Автор книги: Сергей Есин
Жанр: Современная русская литература, Современная проза
Возрастные ограничения: +16
сообщить о неприемлемом содержимом
Текущая страница: 1 (всего у книги 23 страниц) [доступный отрывок для чтения: 8 страниц]
Сергей Есин
Опись имущества одинокого человека
«Назад к самим вещам!»
Эдмунд Гуссерль
Опись имущества одинокого человека
Стеклянный шар
На даче, на подоконнике террасы, куда я давно сваливаю весь текущий хлам, лежит величиной с мужской кулак стеклянный поплавок от рыбацкой сети. Стеклянный шар. Я привез его с Камчатки, из одного из своих самых первых больших путешествий. Литой этот шар обтянут тонкой веревочной сеткой. Сын С.П. (моего друга), Сережа, мой крестник, часто приезжающий вместе с отцом ко мне на дачу, как-то спросил, показывая на стеклянную диковинку: «Что это такое?» Я показал ему на небольшую колонию бывших моллюсков – белых раковин, приросших к стеклянному шару, – и сказал, что поплавок, наверное, много месяцев, а то и лет, пробыл в море. Иначе каким образом эти моллюски успели бы устроить свою колонию. Поплавок оторвался от рыбацкой сети, его долго носило по волнам, потом выкинуло на берег. Обитатели белых раковинок умерли, но утвердили свое присутствие.
Глиняный горшок
В технологии написания любой пространной вещи всегда очень важна композиция: что идет и за чем, в какой последовательности. На клавиши инструмента надо нажимать так, чтобы получилась мелодия. Отчетливо понимая, что самым первым фрагментом в моем сочинении будет стеклянный шар, я долго думал над вторым. У меня в распоряжении были: два кресла XVII века; трюмо красного дерева и к нему две высокие тумбы; обручальное кольцо с выгравированной по внутренней поверхности надписью «1913 год»; академический рисунок, за который в 1865 году Академией художеств была присуждена Большая серебряная медаль; литография, подписанная Фернаном Леже; портрет Екатерины Великой – как полагали, авторская копия Тропинина, и многое другое. Так уж получилось, что в моих руках сосредоточились незначительные ценности трех поколений моей родни. Я долго обо всем этом размышлял и все-таки остановился на большом обливном глиняном горшке – в середине тридцатых годов прошлого века в нем привезли из Таганрога абрикосовое варенье.

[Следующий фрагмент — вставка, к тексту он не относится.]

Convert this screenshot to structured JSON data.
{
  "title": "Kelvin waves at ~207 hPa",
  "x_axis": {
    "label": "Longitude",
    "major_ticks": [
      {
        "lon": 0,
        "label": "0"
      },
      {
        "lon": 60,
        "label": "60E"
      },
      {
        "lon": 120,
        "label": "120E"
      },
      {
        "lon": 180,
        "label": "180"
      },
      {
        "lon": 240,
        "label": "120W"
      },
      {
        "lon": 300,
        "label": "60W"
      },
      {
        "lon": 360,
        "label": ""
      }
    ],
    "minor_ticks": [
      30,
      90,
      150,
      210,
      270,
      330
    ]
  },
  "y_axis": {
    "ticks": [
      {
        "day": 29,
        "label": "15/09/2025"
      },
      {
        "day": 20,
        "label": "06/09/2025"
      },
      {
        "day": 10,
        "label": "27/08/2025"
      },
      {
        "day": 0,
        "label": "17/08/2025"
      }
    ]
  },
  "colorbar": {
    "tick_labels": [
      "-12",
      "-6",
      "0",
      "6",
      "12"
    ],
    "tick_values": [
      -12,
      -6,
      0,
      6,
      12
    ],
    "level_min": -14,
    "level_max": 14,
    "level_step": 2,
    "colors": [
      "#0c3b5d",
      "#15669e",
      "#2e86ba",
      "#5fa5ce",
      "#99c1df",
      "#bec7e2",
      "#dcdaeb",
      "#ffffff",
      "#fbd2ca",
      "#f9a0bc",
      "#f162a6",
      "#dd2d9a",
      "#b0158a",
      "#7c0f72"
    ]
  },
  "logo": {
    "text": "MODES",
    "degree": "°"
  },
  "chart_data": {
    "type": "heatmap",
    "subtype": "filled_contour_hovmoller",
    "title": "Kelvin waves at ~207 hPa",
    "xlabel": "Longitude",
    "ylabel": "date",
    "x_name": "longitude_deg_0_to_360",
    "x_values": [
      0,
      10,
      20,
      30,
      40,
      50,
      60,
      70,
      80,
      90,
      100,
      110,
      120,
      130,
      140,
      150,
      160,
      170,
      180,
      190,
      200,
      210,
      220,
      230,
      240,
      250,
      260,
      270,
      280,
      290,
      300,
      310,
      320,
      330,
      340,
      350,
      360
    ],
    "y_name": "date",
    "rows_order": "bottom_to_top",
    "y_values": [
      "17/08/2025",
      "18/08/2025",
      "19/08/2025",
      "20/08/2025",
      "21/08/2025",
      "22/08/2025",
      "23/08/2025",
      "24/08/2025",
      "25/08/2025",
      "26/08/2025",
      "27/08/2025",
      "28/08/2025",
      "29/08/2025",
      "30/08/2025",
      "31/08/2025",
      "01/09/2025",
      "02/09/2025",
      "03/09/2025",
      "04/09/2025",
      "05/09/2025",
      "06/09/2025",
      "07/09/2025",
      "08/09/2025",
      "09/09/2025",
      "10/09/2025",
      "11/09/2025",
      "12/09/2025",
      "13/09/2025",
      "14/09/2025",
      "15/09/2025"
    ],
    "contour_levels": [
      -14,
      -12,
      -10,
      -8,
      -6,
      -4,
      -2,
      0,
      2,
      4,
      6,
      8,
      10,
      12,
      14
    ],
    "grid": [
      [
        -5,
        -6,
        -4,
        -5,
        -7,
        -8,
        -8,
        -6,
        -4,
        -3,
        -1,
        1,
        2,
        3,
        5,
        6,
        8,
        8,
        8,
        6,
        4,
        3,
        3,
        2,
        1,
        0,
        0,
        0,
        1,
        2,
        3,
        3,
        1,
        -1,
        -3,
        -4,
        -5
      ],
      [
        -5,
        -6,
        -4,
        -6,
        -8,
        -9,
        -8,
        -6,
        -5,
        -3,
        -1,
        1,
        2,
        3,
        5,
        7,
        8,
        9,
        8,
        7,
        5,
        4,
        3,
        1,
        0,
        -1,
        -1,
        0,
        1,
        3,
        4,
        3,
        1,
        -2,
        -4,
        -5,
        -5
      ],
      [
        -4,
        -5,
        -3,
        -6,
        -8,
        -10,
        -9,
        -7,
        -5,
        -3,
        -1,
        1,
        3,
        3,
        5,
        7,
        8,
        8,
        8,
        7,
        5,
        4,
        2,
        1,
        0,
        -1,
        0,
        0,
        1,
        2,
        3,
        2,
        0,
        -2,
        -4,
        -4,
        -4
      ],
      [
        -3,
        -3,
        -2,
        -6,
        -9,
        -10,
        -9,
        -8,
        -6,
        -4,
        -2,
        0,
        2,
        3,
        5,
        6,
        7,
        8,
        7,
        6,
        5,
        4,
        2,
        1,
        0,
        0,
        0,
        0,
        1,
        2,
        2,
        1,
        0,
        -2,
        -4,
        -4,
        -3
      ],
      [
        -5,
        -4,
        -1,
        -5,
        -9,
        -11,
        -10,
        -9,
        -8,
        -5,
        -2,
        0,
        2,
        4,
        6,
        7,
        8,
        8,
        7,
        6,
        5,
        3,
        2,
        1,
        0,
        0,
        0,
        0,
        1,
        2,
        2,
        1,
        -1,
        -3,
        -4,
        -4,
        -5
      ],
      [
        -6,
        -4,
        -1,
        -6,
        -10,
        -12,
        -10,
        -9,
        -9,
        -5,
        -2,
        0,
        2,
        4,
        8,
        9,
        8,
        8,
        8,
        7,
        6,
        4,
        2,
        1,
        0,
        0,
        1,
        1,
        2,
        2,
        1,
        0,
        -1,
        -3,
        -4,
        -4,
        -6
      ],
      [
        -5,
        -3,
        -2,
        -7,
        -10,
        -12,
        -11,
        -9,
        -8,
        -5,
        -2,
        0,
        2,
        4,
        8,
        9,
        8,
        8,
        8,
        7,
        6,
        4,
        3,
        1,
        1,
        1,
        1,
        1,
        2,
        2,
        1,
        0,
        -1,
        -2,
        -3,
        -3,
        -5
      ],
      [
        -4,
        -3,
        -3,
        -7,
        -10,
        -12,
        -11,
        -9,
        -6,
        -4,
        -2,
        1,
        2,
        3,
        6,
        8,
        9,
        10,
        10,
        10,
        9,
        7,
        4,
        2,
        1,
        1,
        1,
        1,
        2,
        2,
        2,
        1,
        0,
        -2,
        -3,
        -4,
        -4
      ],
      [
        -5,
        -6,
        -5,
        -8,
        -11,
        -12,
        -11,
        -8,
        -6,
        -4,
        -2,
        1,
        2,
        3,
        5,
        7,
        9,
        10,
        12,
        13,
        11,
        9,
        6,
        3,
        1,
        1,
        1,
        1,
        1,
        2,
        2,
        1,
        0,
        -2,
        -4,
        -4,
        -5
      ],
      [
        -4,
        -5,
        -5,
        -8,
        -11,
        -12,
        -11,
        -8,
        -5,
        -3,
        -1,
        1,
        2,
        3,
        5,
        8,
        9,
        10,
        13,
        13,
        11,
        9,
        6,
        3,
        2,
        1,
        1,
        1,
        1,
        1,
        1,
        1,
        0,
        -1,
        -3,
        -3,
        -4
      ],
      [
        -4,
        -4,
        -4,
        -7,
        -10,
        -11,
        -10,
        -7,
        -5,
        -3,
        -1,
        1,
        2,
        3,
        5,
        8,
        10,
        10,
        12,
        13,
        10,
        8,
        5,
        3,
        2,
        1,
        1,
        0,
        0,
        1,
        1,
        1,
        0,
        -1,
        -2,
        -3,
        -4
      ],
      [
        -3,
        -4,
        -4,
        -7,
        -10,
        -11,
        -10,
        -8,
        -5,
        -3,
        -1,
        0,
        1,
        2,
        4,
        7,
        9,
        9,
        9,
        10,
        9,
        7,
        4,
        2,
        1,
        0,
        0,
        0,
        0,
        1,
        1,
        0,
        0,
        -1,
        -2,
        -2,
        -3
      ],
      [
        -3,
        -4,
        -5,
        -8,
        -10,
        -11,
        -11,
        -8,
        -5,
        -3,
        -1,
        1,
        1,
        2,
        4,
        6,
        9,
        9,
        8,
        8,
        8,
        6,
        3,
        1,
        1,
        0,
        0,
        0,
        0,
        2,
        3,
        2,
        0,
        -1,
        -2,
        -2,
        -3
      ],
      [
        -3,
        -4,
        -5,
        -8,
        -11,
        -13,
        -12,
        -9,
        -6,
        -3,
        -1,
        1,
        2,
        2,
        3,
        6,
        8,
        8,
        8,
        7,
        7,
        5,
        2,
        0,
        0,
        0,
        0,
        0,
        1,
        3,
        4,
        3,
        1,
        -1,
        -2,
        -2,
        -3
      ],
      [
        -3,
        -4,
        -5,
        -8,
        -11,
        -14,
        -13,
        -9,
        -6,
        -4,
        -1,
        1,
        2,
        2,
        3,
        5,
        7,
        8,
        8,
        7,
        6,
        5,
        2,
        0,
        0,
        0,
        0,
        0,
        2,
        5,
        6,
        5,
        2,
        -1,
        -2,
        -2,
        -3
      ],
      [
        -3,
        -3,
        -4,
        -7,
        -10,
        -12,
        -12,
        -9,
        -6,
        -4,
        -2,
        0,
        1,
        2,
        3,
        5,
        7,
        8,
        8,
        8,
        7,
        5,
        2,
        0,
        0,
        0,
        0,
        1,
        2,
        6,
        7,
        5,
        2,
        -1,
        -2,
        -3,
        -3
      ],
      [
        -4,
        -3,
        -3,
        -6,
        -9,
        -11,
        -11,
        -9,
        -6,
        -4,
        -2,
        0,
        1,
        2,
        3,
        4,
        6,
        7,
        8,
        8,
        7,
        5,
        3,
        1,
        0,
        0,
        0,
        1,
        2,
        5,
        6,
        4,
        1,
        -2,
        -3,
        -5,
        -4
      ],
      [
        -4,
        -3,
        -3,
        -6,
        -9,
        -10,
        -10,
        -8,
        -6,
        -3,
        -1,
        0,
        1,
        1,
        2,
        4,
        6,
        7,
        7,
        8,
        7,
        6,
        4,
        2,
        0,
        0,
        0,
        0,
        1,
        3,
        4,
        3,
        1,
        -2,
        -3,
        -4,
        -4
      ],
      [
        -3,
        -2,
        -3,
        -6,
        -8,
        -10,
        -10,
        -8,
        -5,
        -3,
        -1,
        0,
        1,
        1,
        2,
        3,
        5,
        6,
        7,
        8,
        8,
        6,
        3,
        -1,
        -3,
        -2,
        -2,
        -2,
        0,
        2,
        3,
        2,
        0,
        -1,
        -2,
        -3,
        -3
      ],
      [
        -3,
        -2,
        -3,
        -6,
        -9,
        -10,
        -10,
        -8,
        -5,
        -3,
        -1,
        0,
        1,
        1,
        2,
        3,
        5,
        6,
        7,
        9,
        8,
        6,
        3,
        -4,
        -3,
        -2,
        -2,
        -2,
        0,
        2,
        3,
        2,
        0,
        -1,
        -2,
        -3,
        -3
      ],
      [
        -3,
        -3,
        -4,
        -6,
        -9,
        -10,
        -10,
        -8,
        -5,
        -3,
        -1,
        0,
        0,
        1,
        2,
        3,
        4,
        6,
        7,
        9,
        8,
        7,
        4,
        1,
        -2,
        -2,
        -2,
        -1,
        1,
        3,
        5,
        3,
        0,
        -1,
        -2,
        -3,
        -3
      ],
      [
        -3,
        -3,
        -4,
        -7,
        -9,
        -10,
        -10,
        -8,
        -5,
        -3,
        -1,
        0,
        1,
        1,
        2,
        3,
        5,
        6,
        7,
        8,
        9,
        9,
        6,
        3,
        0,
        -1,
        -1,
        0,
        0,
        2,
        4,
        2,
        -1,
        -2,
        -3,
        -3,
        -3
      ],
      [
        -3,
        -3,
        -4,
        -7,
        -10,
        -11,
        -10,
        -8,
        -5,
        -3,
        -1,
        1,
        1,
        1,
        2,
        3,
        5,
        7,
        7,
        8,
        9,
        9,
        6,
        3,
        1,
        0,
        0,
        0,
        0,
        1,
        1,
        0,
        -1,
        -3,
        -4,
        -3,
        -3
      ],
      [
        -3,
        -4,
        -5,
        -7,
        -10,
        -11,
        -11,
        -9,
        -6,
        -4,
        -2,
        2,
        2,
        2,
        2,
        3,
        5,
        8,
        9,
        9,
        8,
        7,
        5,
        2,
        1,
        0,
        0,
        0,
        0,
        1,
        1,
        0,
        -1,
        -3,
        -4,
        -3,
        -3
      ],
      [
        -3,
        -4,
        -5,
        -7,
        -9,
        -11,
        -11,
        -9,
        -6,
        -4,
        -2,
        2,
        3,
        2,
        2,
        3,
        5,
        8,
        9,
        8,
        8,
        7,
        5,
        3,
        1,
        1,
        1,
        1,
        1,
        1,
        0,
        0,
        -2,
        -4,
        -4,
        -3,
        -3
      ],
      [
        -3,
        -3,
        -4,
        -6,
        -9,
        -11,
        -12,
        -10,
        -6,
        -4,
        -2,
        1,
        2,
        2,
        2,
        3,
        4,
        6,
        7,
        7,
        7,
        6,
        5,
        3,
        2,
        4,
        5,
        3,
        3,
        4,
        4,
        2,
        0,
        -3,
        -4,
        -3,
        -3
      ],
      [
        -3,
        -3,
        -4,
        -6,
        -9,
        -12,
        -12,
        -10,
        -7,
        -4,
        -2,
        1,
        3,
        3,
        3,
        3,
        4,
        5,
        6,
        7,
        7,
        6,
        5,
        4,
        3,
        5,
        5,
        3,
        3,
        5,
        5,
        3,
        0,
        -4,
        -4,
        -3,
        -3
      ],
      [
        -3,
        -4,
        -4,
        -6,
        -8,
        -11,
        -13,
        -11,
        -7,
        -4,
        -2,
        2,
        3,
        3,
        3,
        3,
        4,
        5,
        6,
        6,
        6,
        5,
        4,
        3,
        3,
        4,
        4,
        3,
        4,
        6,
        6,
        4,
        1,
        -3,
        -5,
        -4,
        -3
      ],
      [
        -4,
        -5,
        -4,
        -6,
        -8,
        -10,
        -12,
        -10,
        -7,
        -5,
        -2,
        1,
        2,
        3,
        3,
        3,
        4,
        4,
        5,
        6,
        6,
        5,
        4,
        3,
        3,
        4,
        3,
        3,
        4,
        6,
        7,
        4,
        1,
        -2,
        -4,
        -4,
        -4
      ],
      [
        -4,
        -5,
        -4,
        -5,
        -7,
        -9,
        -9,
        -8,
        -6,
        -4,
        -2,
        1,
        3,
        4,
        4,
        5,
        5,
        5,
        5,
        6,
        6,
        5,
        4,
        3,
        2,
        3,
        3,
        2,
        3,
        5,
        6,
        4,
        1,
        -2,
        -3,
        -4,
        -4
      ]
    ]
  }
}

Мне было не больше пяти. Все помню, даже каким-то образом горшок стал тем предметом, к которому привязаны мои самые первые детские воспоминания.
В детских воспоминаниях нет ни дат, ни названий местности. Это много позже от совпадений и анализа обстоятельств и рассказов взрослых возникает полная картина. Мои воспоминания тоже состоят из фрагментов, которые потом слепились, и проявилась некая счастливая кинолента. Конечно, в ней принимает участие и большой глиняный горшок.
Сначала о нем.
Я вижу этот горшок, по-музейному артефакт, на письменном столе в верхней комнате на даче. Музейное дело требует точности. Впервые я отношусь к горшку не как к функциональной вещи повседневного быта, а как к сохраненному, почти драгоценному предмету – хранителю времени и обстоятельств жизни. Для возраста в 75 лет – мне пока столько – горшку можно дать на два-три года меньше. Горшок, по-украински его еще называют махоткой, прекрасно сохранился. Его высота 35 см, ширина 22 см, внутри он облит коричневой, довольно прочной эмалью. По верхней кромке идет «отворот», за который ловко подхватывается веревочкой или бечевкой кусок пергамента или промасленной бумаги, закрывающей, словно крышка, зев. Полиэтилен появится еще почти через полвека. В общем, украинский вариант классической греческой амфоры. В этой амфоре, из Таганрога, где мы с мамой и отцом отдыхали летом у тети Тоси, привезли в Москву варенье. Светлое и прозрачное, как молодой мед, с крупными абрикосами, плававшими в солнечной тягучей субстанции. Что потом хранилось в этой махотке – не знаю. Она вынесла все переезды, продержалась многие годы, а последние четверть века, после того как оказалась на даче, в ней солили огурцы. За сезон три или четыре порции огурцов с укропом, чесноком и смородиновым листом кисли в этой амфоре не меньше недели. Потом огурцы перекладывались в стеклянные банки, а амфора всю зиму отдыхала в холодной летней кухне. Возможно, от перепада температур возникла наверху, под самым отворотом, крошечная трещинка, которая, боюсь, будет расползаться. Вещи тоже стареют, хотя, в принципе, живут значительно дольше людей.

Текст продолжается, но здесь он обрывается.